As you re-read, consider how the institutional arrangements and power structures you analyzed in Unit 2.6 create lock-in that prevents transformation away from extractive industries.


Study Questions to help you get the most out of the readings

I. Multi-level dynamics: The Geels et al. paper (reading ‘b’) analyzes transformations through the Multi-Level Perspective: niche innovations (micro), regimes (meso), and landscape pressures (macro). Using the transformation imagined in “A Message from the Future” (reading ‘d’), identify: What landscape pressures create openings for change? What regime elements are being challenged? What niche innovations are emerging? How must these three levels align for transformation to occur?

II. Regimes and incumbent resistance: Reading ‘a’ discusses how development pathways are stabilized by “assemblages of institutions, technologies, and power structures that resist change.” Using the Appalachia case (reading ‘e’), identify what keeps the region locked into extractive industries. How does power operate not just through active resistance but also by making alternatives seem unrealistic or unthinkable? How do “increasing returns to scale and powerful interests threatened by decline” explain coal’s persistence despite its decline?

III. Imaginaries and transformation: “A Message from the Future” (reading ‘d’) presents an imaginary of transformed futures. How does this narrative approach differ from traditional policy proposals in building public support? What role do such imaginaries play in making radical system change conceivable when actors are locked into incremental responses?

IV. Mission-oriented transformation: Reading ‘c’ presents mission-oriented policy as essential for sustainability transformations. How does their “market-shaping” approach differ fundamentally from traditional “market-fixing” policy? Consider the transformation in “A Message from the Future” (reading ‘d’) - what specific market-shaping interventions would be needed to achieve it? How do these interventions go beyond simply correcting market failures to actively creating new markets and directing innovation toward collective goals?

V. Your case: Consider a specific transformation needed in your case—shifting from an unsustainable development pathway to a sustainable one. First, map how each of the six capacities from Part III would contribute to this transformation. Then analyze: Which capacities are currently strong or weak in your case?

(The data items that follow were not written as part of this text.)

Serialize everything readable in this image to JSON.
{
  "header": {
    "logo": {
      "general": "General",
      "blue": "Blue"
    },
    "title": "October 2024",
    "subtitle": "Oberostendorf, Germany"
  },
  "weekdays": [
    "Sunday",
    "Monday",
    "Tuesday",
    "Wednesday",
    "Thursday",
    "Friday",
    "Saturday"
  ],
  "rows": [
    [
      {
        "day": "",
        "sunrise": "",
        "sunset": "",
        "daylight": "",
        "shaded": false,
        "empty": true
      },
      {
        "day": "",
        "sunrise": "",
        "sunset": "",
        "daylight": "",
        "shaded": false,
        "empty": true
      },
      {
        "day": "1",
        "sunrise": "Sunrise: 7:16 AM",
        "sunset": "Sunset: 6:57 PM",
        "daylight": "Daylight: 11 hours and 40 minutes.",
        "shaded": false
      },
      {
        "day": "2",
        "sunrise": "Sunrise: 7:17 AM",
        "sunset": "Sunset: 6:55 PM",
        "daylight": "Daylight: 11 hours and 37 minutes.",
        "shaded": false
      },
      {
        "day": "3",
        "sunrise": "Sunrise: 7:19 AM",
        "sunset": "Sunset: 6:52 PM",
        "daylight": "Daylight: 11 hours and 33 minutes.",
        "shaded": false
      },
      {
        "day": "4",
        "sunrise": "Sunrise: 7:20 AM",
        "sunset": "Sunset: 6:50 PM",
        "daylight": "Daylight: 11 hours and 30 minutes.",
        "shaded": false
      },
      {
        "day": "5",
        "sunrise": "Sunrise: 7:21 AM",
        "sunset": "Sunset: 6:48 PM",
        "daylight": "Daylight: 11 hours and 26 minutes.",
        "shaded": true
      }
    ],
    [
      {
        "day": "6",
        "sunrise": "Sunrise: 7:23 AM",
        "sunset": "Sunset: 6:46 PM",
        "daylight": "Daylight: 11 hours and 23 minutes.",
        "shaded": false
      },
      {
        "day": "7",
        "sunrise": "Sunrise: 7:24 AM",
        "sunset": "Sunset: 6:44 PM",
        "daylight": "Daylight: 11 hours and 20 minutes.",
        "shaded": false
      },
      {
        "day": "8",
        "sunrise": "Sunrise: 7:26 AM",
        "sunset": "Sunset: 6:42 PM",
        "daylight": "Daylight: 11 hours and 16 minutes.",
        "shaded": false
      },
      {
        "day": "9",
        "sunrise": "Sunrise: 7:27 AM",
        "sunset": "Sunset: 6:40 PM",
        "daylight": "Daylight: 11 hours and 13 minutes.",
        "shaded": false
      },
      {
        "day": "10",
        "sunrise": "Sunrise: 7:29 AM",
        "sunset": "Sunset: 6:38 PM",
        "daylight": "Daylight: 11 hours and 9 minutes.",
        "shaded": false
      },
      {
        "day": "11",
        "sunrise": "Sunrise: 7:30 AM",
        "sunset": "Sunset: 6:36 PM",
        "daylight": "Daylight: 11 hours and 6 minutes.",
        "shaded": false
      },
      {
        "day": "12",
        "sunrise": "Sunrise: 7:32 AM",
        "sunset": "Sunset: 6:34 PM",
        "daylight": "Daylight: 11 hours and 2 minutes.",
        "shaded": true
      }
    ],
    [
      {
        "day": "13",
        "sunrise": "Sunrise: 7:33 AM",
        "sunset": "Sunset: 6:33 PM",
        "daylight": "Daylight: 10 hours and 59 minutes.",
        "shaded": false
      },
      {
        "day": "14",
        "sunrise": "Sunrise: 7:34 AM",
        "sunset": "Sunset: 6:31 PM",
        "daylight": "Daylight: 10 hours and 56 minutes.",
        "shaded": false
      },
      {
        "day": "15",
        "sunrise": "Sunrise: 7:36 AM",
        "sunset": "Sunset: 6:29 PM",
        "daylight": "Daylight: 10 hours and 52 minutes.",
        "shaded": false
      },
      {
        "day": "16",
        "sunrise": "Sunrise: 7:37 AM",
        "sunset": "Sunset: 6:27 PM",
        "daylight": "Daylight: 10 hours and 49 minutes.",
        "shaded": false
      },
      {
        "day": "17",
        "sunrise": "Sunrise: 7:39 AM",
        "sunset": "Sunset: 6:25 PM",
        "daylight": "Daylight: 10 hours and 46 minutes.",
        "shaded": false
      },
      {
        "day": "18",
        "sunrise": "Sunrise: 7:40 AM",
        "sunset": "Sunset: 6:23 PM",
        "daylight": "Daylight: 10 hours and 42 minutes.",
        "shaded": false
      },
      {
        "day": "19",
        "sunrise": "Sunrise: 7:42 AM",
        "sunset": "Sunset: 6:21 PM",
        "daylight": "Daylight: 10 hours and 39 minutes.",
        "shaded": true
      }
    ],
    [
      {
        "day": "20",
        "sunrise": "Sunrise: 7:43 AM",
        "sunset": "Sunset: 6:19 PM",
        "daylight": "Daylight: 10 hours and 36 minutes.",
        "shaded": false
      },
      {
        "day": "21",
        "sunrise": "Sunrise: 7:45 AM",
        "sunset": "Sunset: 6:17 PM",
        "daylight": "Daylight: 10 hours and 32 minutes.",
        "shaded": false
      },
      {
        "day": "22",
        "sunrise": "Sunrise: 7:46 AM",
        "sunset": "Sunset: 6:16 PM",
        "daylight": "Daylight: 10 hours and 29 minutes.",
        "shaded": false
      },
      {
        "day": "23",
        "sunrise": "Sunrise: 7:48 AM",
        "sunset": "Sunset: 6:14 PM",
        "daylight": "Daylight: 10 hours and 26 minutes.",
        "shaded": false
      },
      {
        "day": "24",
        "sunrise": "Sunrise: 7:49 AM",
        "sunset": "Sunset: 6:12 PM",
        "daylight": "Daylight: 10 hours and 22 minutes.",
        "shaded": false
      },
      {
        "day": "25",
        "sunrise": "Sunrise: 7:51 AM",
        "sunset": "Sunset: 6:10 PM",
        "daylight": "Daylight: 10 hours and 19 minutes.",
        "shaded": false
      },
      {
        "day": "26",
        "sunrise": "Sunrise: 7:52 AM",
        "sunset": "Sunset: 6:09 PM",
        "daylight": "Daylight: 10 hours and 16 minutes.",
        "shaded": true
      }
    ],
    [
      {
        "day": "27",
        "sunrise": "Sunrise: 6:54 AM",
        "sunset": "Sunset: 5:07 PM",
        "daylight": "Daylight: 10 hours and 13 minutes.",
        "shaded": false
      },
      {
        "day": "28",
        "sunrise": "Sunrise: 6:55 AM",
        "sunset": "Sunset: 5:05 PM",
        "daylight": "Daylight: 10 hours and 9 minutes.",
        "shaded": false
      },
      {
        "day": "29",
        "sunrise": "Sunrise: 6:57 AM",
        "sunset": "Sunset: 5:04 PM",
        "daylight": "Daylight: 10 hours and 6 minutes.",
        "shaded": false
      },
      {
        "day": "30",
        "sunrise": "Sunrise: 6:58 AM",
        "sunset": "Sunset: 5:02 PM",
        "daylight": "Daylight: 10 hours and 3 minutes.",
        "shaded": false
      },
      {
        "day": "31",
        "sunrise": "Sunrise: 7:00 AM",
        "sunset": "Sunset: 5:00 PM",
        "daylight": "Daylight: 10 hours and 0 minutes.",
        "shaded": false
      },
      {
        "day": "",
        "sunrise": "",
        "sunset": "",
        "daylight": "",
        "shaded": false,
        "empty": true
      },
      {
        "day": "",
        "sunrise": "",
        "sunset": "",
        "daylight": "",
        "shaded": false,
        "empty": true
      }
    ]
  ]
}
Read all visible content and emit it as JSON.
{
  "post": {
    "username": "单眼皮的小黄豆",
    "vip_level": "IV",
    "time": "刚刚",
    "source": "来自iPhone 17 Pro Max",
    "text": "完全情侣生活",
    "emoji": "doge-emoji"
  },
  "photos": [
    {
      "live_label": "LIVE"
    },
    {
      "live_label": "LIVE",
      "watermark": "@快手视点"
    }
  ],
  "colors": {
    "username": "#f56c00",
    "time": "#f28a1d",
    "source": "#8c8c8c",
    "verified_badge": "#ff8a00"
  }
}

More importantly, what would it take to align these capacities toward a common mission as reading ‘c’ suggests? Is transformation failing because key capacities are missing, or because existing capacities aren’t coordinated toward a shared purpose?


Digging deeper (optional materials for further exploring frontiers in the pursuit of sustainability):

f) Read:
Jasanoff, S., & Kim, S.-H. (2009). Containing the Atom: Sociotechnical Imaginaries and Nuclear Power in the United States and South Korea. Minerva (London), 47(2), 119–146. https://doi.org/10.1007/s11024-009-9124-4

This foundational article introduces the concept of “sociotechnical imaginaries”—collectively held visions of desirable futures. By comparing how the US and South Korea differently imagined nuclear power’s role in their national development, the authors show how imaginaries influence which transformative pathways societies envision and pursue.

g) Read:
Kern, F., & Howlett, M. (2009). Implementing transition management as policy reforms: A case study of the Dutch energy sector. Policy Sciences, 42(4), 391–408. https://doi.org/10.1007/s11077-009-9099-x

This case study explores how the Netherlands attempted to govern energy system transformation through transition management approaches. The authors analyze the practical challenges of implementing transformation governance, including coordination across scales, managing competing interests, and balancing long-term vision with short-term political pressures.